Sentía el vacío tan claramente que casi no podía respirar. Estaba solo con su pasado, en el presente y en el futuro. Lo mejor de la vida había pasado. Lo único que quedaba y restaba era tiempo.
25
Cuando se despertó el reloj marcaba casi las ocho. El piso estaba a oscuras. Permaneció un rato tumbado en la cama mirando. La habitación parecía agradable cuando, a través de la ventana sucia, solo la iluminaba una de las farolas de Åsögatan.
Sonó el teléfono.
Reinaba tanto silencio en el piso que el repentino sonido le hizo dar un salto. Como si tuviera miedo de molestar a alguien dejándolo sonar alargó rápidamente la mano y cogió el auricular.
Era Eva.
– ¿Dónde has estado?
Sonaba casi enfadada.
– ¡Te he llamado mil veces desde que hablamos la última vez! ¿No te das cuenta de que estaba preocupada?
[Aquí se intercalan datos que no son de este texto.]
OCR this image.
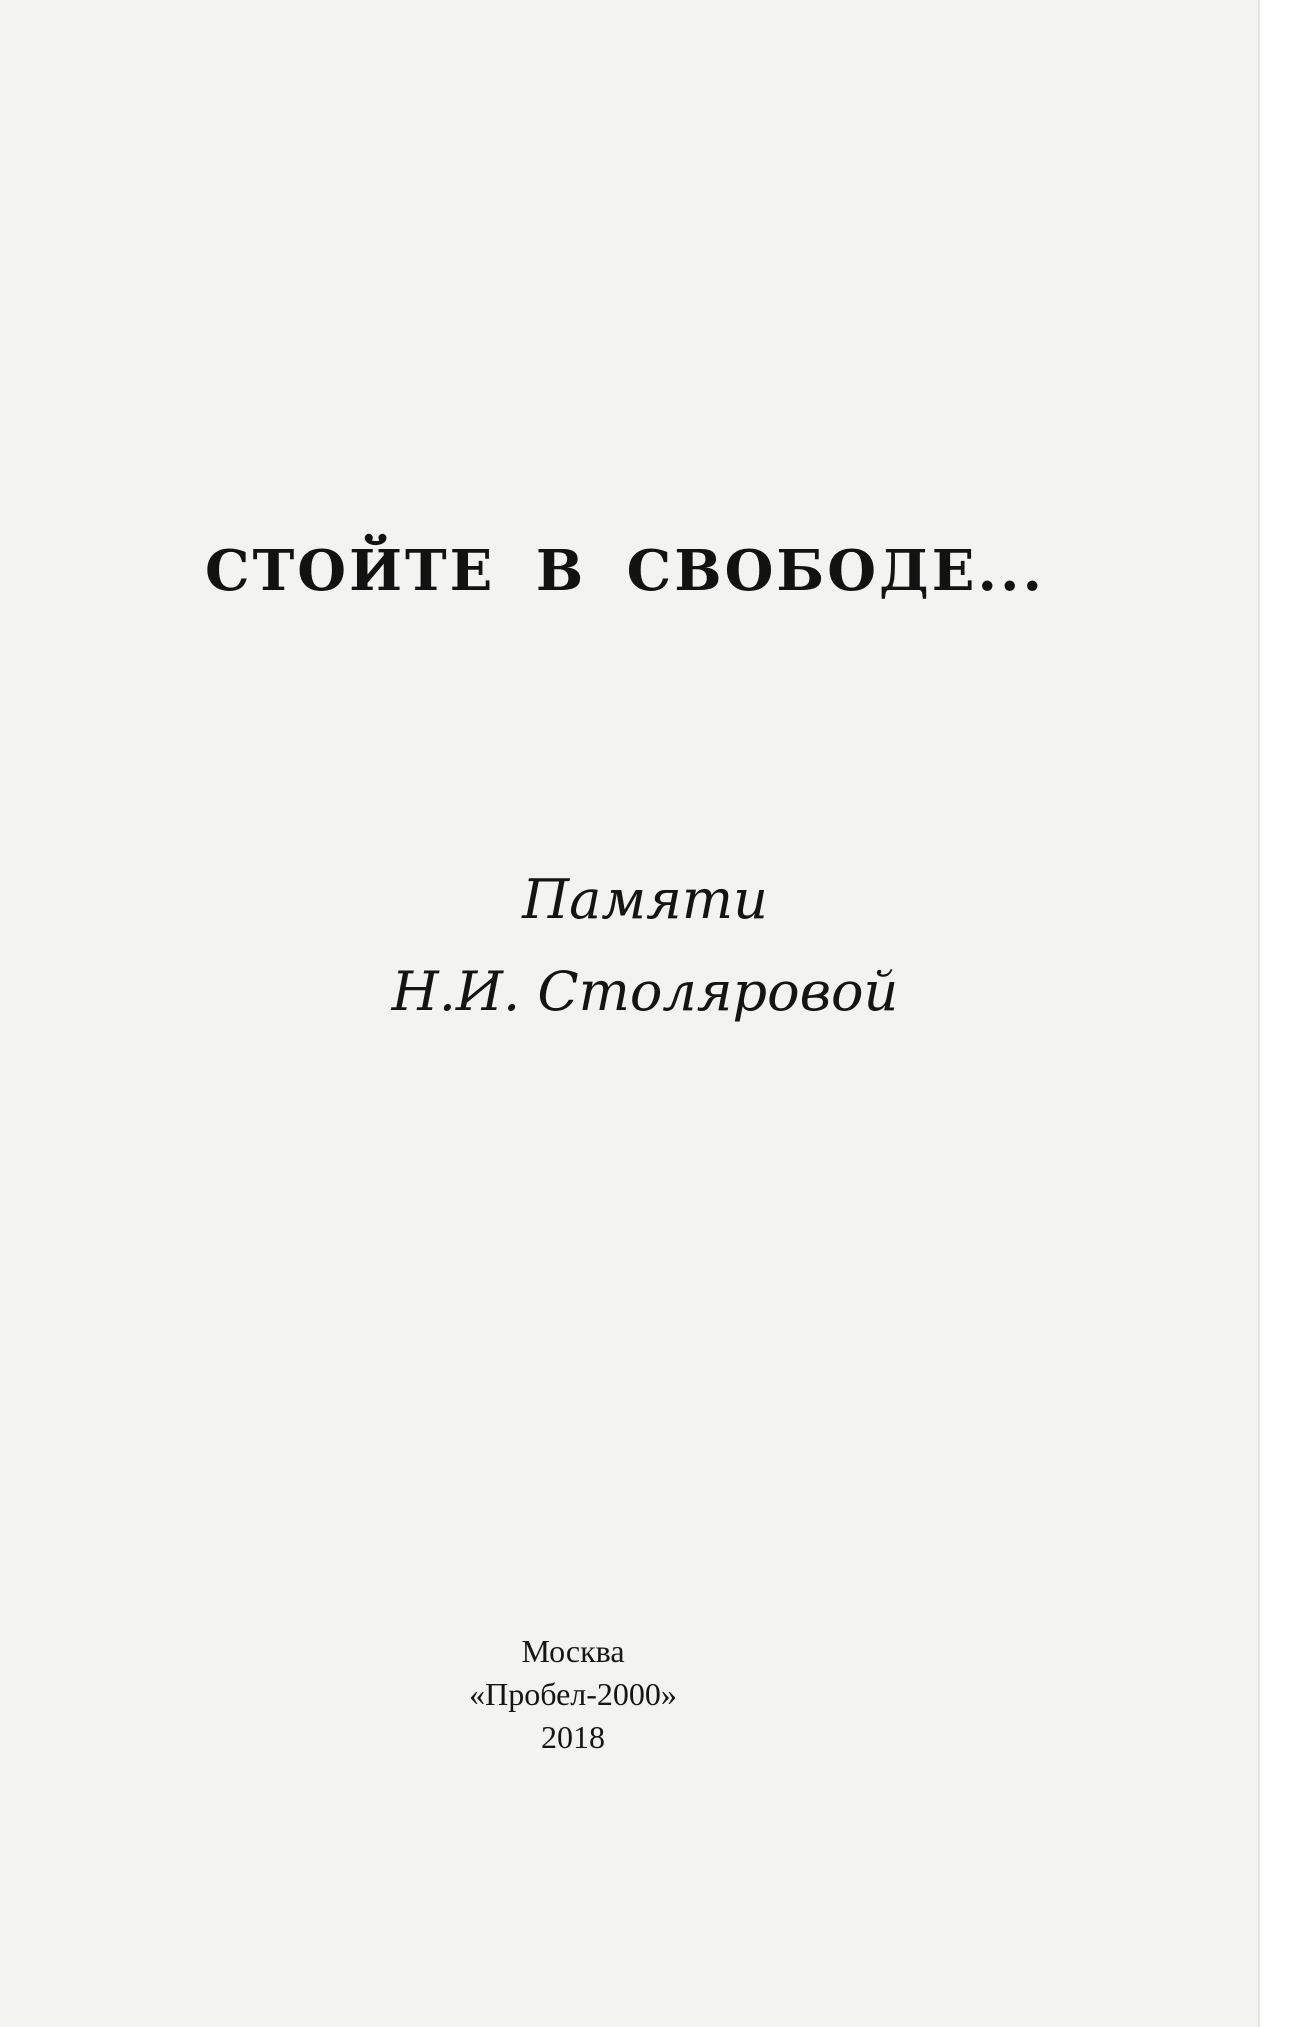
СТОЙТЕ В СВОБОДЕ...

Памяти

Н.И. Столяровой

Москва
«Пробел-2000»
2018
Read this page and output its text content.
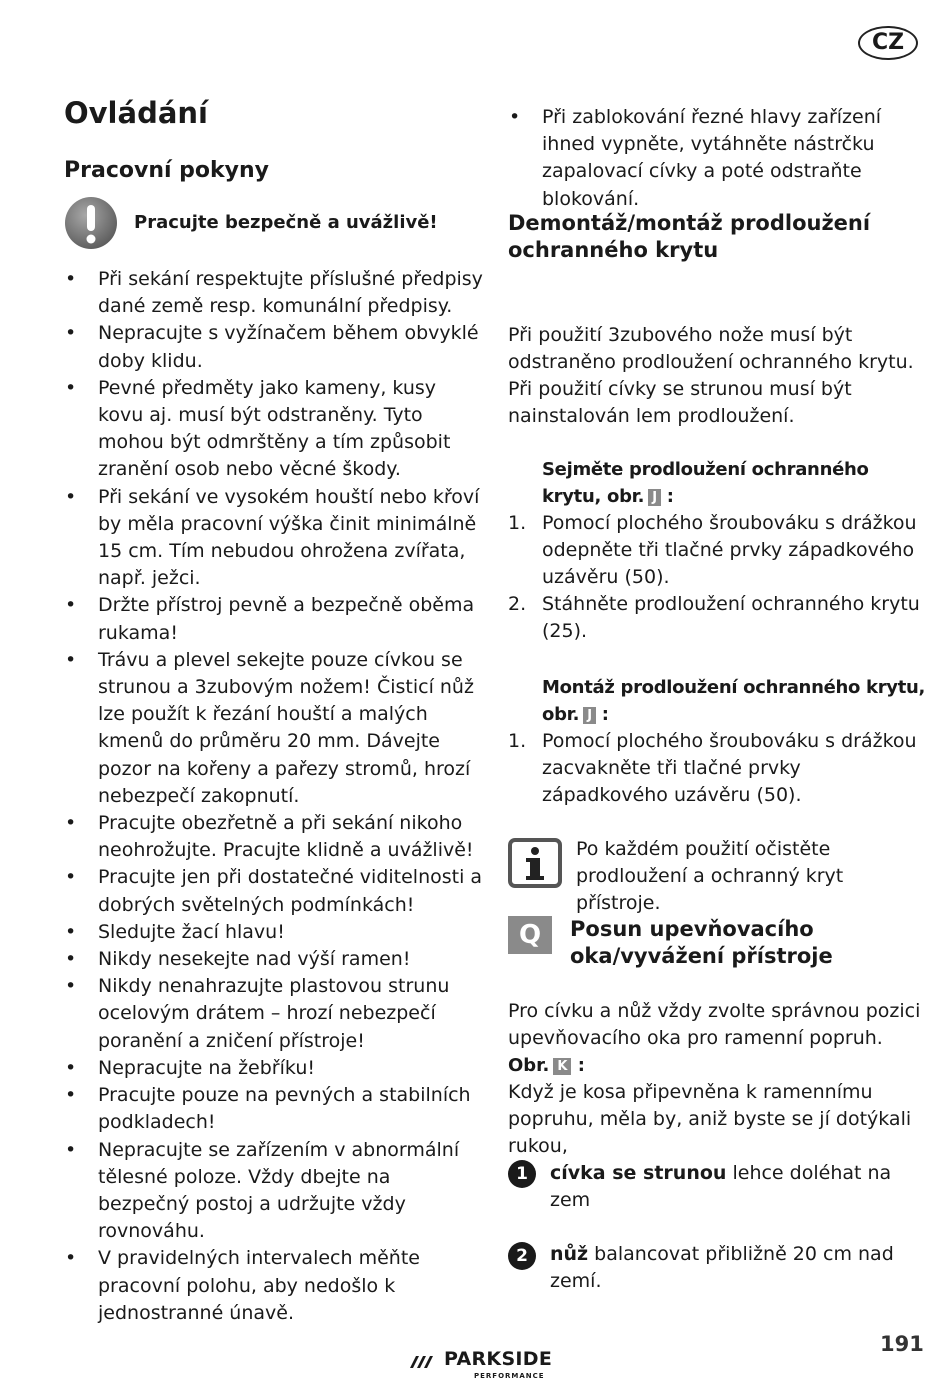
CZ
Ovládání
Pracovní pokyny
Pracujte bezpečně a uvážlivě!
• Při sekání respektujte příslušné předpisy dané země resp. komunální předpisy.
• Nepracujte s vyžínačem během obvyklé doby klidu.
• Pevné předměty jako kameny, kusy kovu aj. musí být odstraněny. Tyto mohou být odmrštěny a tím způsobit zranění osob nebo věcné škody.
• Při sekání ve vysokém houští nebo křoví by měla pracovní výška činit minimálně 15 cm. Tím nebudou ohrožena zvířata, např. ježci.
• Držte přístroj pevně a bezpečně oběma rukama!
• Trávu a plevel sekejte pouze cívkou se strunou a 3zubovým nožem! Čisticí nůž lze použít k řezání houští a malých kmenů do průměru 20 mm. Dávejte pozor na kořeny a pařezy stromů, hrozí nebezpečí zakopnutí.
• Pracujte obezřetně a při sekání nikoho neohrožujte. Pracujte klidně a uvážlivě!
• Pracujte jen při dostatečné viditelnosti a dobrých světelných podmínkách!
• Sledujte žací hlavu!
• Nikdy nesekejte nad výší ramen!
• Nikdy nenahrazujte plastovou strunu ocelovým drátem – hrozí nebezpečí poranění a zničení přístroje!
• Nepracujte na žebříku!
• Pracujte pouze na pevných a stabilních podkladech!
• Nepracujte se zařízením v abnormální tělesné poloze. Vždy dbejte na bezpečný postoj a udržujte vždy rovnováhu.
• V pravidelných intervalech měňte pracovní polohu, aby nedošlo k jednostranné únavě.
• Při zablokování řezné hlavy zařízení ihned vypněte, vytáhněte nástrčku zapalovací cívky a poté odstraňte blokování.
Demontáž/montáž prodloužení ochranného krytu

Při použití 3zubového nože musí být odstraněno prodloužení ochranného krytu. Při použití cívky se strunou musí být nainstalován lem prodloužení.

Sejměte prodloužení ochranného krytu, obr. J :
1. Pomocí plochého šroubováku s drážkou odepněte tři tlačné prvky západkového uzávěru (50).
2. Stáhněte prodloužení ochranného krytu (25).
Montáž prodloužení ochranného krytu, obr. J :
1. Pomocí plochého šroubováku s drážkou zacvakněte tři tlačné prvky západkového uzávěru (50).

Po každém použití očistěte prodloužení a ochranný kryt přístroje.

Q	Posun upevňovacího oka/vyvážení přístroje

Pro cívku a nůž vždy zvolte správnou pozici upevňovacího oka pro ramenní popruh.

Obr. K :

Když je kosa připevněna k ramennímu popruhu, měla by, aniž byste se jí dotýkali rukou,

1	cívka se strunou lehce doléhat na zem

2	nůž balancovat přibližně 20 cm nad zemí.

PARKSIDE
PERFORMANCE
191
Ese pensamiento ni se le había pasado por la cabeza.
– Hola. Bueno, te he llamado un par de veces pero cada vez que lo he intentado estabas comunicando.
Encendió la lámpara. Se sentía casi indecente por hablar con ella estando tumbado en la cama a oscuras.
– ¿Cómo te ha ido? -prosiguió ella-. Tengo tanta curiosidad que estoy a punto de explotar. No he pensado en otra cosa desde que hablamos la última vez. ¿La has encontrado? ¿Te fueron de alguna ayuda los resultados del laboratorio?
– Sí, realmente lo fueron -respondió él-. La encontré. Desafortunadamente fue demasiado tarde. Se había suicidado.
El auricular quedó en silencio.
– Vaya -dijo ella luego-. Aunque no puedo decir que eso me sorprenda. Una sífilis avanzada no es ninguna broma. ¡Puede causar daños cerebrales realmente graves! Además he estado pensando que es extraño que nadie haya detectado la enfermedad, ya que al parecer ella estuvo en contacto con la sanidad.